After Bambaataa won an essay contest that earned him a trip to Africa, his worldview shifted. He had seen the movie Zulu and was impressed with the solidarity exhibited by the Zulu in that film. During his trip to Africa, the communities he visited inspired him to stop the violence and create a community in his own neighborhood. He changed his name to Afrika Bambaataa Aasim, adopting the name of the Zulu chief Bhambatha, who led an armed rebellion against unfair economic practices in early 20th century South Africa that can be seen as a precursor to the anti-apartheid movement. He told people that his name was Zulu for "affectionate leader". A young Afrika Bambaataa began to think about how he could turn his turf-building skills to peacemaking. He formed The "Bronx River Organization" as an alternative to the Black Spades.
Along with other DJs such as DJ Kool Herc and Kool DJ Dee, he too began hosting hip hop parties. He vowed to use hip hop to draw angry kids out of gangs and formed the Universal Zulu Nation. Bambaataa is credited with naming hip-hop. "Hip hop" was a common phrase used by MCs as part of a scat-inspired style of rhyming, and Bambaataa appropriated it for use in describing the emerging culture, which included the four elements: the music of DJs, the lyricism and poetry of emcees, the dancing of b-boys and b-girls, and graffiti art.
In 1982, Bambaataa and his followers, a group of dancers, artists and DJs, went outside the United States on the first hip hop tour. Bambaataa saw that the hip hop tours would be the key to help expand hip hop and his Universal Zulu Nation. In addition it would help promote the values of hip hop that he believed are based on peace, unity, love, and having fun. Bambaataa brought peace to the gangs as many artists and gang members say that "hip hop saved a lot of lives". His influence inspired many overseas artists like the French rapper MC Solaar. He was a popular DJ in The South Bronx rap scene and became known not only as Afrika Bambaataa but also as the "Master of Records". He established two rap crews: the Jazzy 5 including MCs Master Ice, Mr. Freeze, Master Bee, Master D.E.E, and AJ Les, and the second crew referred to as Soulsonic Force including Mr. Biggs, Pow Wow and Emcee G.L.O.B.E.
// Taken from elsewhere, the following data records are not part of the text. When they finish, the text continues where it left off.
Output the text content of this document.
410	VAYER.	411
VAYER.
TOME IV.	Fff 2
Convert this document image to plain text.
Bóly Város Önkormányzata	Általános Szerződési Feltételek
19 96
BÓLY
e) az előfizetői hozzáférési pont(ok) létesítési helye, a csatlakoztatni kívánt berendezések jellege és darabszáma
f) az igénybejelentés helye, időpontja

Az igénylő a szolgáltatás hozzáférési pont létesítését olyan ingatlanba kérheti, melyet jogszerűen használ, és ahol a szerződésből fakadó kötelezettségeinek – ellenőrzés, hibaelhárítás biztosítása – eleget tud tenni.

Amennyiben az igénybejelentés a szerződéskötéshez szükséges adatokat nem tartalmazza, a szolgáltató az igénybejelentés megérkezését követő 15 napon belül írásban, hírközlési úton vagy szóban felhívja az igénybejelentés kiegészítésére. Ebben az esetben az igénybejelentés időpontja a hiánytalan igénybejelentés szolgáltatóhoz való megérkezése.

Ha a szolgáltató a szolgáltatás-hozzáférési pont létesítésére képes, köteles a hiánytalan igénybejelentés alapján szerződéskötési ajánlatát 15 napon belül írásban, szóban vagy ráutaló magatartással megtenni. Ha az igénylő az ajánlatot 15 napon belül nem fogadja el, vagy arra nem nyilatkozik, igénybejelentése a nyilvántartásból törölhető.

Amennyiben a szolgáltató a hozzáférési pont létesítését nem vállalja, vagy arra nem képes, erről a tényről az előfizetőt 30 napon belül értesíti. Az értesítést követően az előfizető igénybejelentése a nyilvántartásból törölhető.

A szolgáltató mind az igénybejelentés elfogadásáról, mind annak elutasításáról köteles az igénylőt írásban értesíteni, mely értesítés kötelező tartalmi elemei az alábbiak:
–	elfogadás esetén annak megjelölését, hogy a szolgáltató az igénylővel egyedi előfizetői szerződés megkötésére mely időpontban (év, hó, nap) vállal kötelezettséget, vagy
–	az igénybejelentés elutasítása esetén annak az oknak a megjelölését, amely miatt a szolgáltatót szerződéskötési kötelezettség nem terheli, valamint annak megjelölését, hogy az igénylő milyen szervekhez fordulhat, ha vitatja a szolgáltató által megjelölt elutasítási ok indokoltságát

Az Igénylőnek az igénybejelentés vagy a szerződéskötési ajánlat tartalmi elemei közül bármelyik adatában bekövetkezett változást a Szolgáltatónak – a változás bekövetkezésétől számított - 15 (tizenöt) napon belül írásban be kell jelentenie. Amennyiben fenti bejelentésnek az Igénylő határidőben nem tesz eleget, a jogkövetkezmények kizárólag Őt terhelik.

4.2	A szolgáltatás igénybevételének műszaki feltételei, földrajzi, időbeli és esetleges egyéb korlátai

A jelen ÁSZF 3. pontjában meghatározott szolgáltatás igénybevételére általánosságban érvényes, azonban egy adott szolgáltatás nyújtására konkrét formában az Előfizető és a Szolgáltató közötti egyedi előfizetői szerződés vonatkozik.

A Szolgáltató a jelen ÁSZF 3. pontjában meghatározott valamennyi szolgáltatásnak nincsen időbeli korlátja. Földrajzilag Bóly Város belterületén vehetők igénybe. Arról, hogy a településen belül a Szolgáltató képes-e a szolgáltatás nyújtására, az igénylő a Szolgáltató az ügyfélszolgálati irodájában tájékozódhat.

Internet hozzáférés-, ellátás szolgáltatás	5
In that same year Bambaataa and Soulsonic Force dropped the live band to go high-tech. Bambaataa credited the pioneering Japanese electropop group Yellow Magic Orchestra, whose work he sampled, as an inspiration. He also borrowed an eerie keyboard hook from German electronic pioneers Kraftwerk and was provided an electronic "beat-box" by producer Arthur Baker and synthesizer player John Robie. That resulted in a pop hit "Planet Rock", which went to gold status and generated an entire school of "electro-boogie" rap and dance music. Bambaataa formed his own label to release the Time Zone Compilation. He created "turntablism" as its own sub-genre and the ratification of "electronica" as an industry-certified trend in the late 1990s.